I sondaggi lo danno come il leader preferito dai palestinesi, in grado di gestire il dopo Hamas alla fine della guerra a Gaza. Marwan Barghouti, da anni nelle carceri israeliane, per gli abitanti della Striscia e quelli della West Bank "è la persona che può fermare la guerra: un'operazione che si realizzerebbe con la soluzione dei due popoli in due Stati, Palestina e Israele, e che farebbe tornare la pace", si dice convinto suo figlio Arab, 33 anni, parlando con l'ANSA.
Marwan Barghouti, che di anni ne ha 64, gli ultimi 21 dei quali trascorsi in carcere, ex delfino di Abu Mazen, è stato il capo carismatico della prima e della seconda Intifada. Più volte accusato da Israele di essere un terrorista responsabile di vari attacchi, è stato condannato definitivamente nel 2004 a cinque ergastoli. Successivamente sono state diverse le campagne lanciate per la sua liberazione, a cui anche alcuni esponenti della politica israeliana non si sono dichiarati contrari.
Qualcuno ha anche cercato di fare di Barghouti un Mandela palestinese, ma il suo passato è fatto di lotta armata, portata avanti per la sua terra e non in nome dell'Islam.

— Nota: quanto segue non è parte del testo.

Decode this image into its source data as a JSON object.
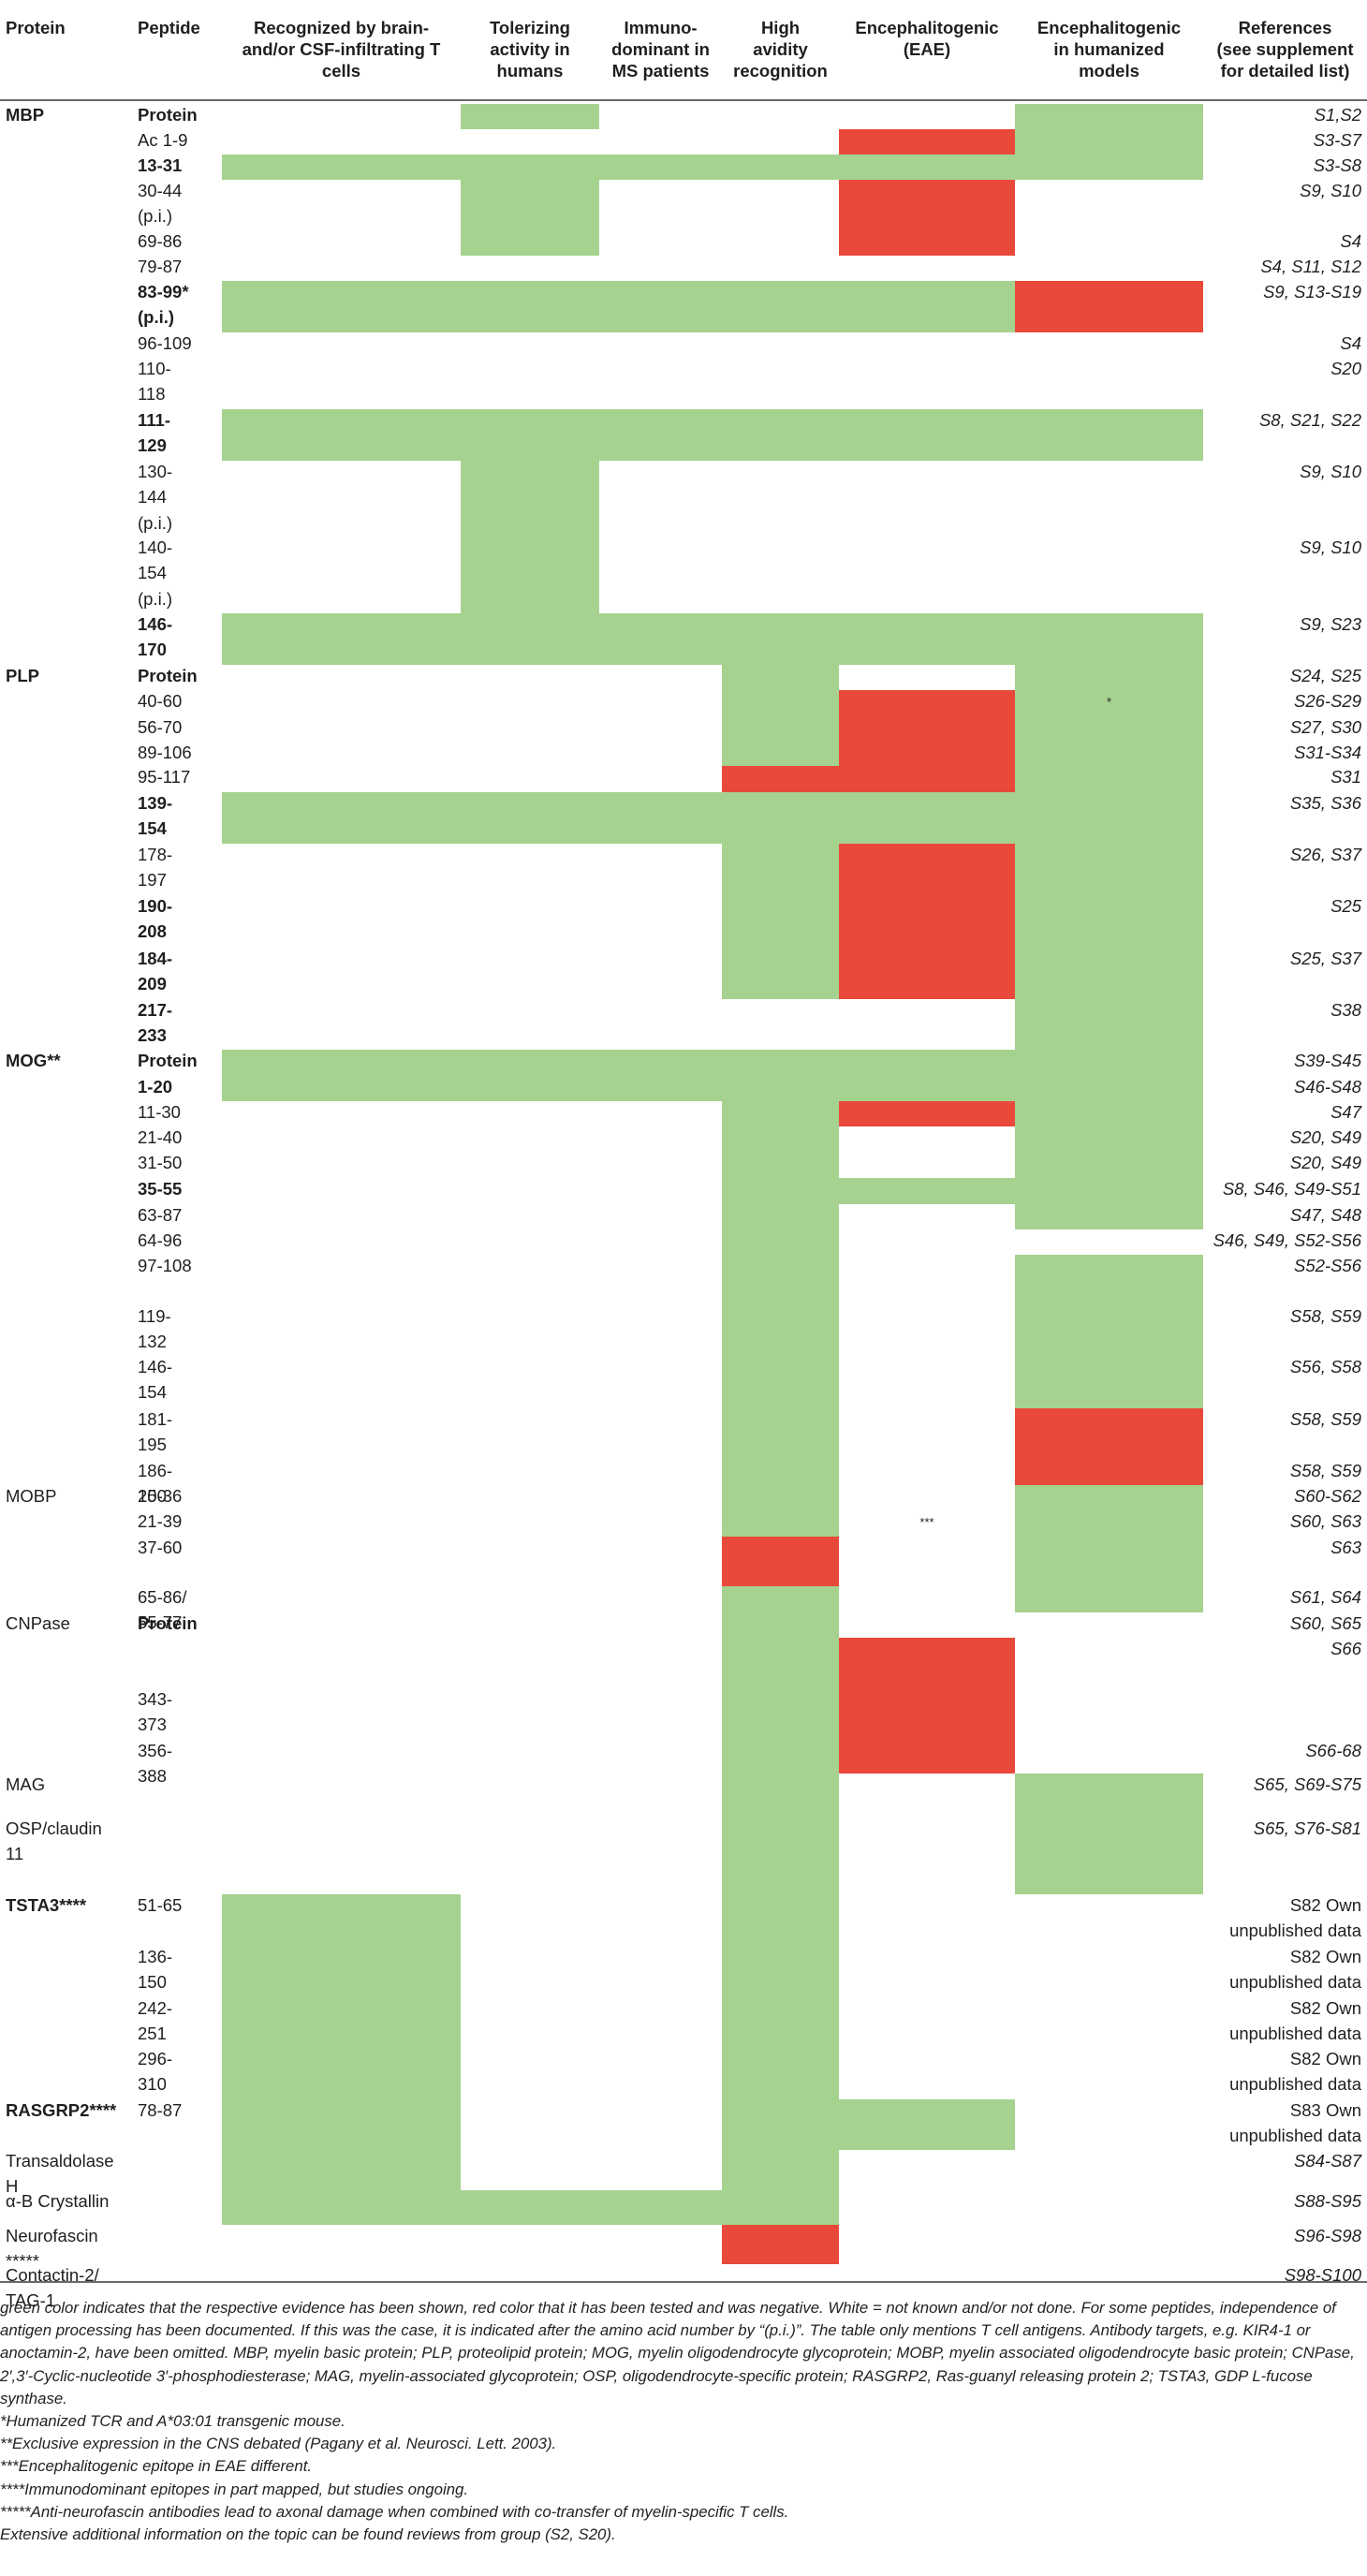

Anche se oggi sembra impossibile un suo rilascio da parte di Israele, da un recente sondaggio condotto a fine settembre a Gaza e in Cisgiordania dall'istituto palestinese Arab Barometer, in caso di elezioni Barghouti vincerebbe con il 32% delle preferenze (nella Striscia il 35%), scavalcando di gran lunga il leader di Hamas Ismail Haniyeh (24%) e il presidente dell'Autorità palestinese, Mahmoud Abbas (12%).
"La speranza è che mio padre, come gli altri prigionieri, venga scambiato con gli ostaggi a Gaza e possa tornare libero, credo che alla fine sarà così. Lui, che in passato ha creduto nella conciliazione tra due diversi Stati, è l'uomo che può guidare la Palestina verso un processo di pace con Israele, come un nuovo Arafat", sostiene nel suo ufficio a Ramallah Arab, impiegato in un'azienda tedesca di servizi high tech, seguace di al Fatah e impegnato con sua madre Fadwa nella liberazione di Marwan, arrestato quando lui aveva undici anni. "Ora - ammette Arab - ho solo paura che quanto successo il 7 ottobre a sud possa essere la scusa per aumentare le presenze dei coloni in Cisgiordania".
Ma i massacri delle brigate Qassam di Hamas come si possono giustificare? "Chiariamo subito una cosa: noi non accettiamo l'uccisione di civili, ma riteniamo legale resistere attraverso la protesta e facendoci sentire a livello internazionale. Se a Gaza non c'è più speranza per i giovani, l'unica opzione resta Hamas. Per risolvere la situazione c'è bisogno dell'intervento della diplomazia e su questo anche l'Arabia Saudita deve fare di più: Gaza non va isolata, siamo un unico popolo. E Israele, con cui vogliamo vivere in pace, sarebbe più sicuro se avessimo uno Stato indipendente. Mio padre, col quale riesco saltuariamente ad avere dei colloqui, tornerebbe in politica per riunire i partiti sotto l'unico ombrello dell'Olp, come una volta".
Nel frattempo le elezioni, che già prima della guerra erano distanti, ora sono diventate un miraggio. "Abu Mazen ha paura di perdere le elezioni in favore di Hamas, ma anche Israele non ha nessun interesse affinché ci siano". E Arab Barghouti scenderebbe in campo seguendo le orme del padre? "Non penso che lo farò, fin da quando ero piccolo mia madre Fadwa mi ha insegnato che se entri in politica hai tre opzioni: la prima è essere corrotto, la seconda è venire ucciso, la terza è finire in prigione".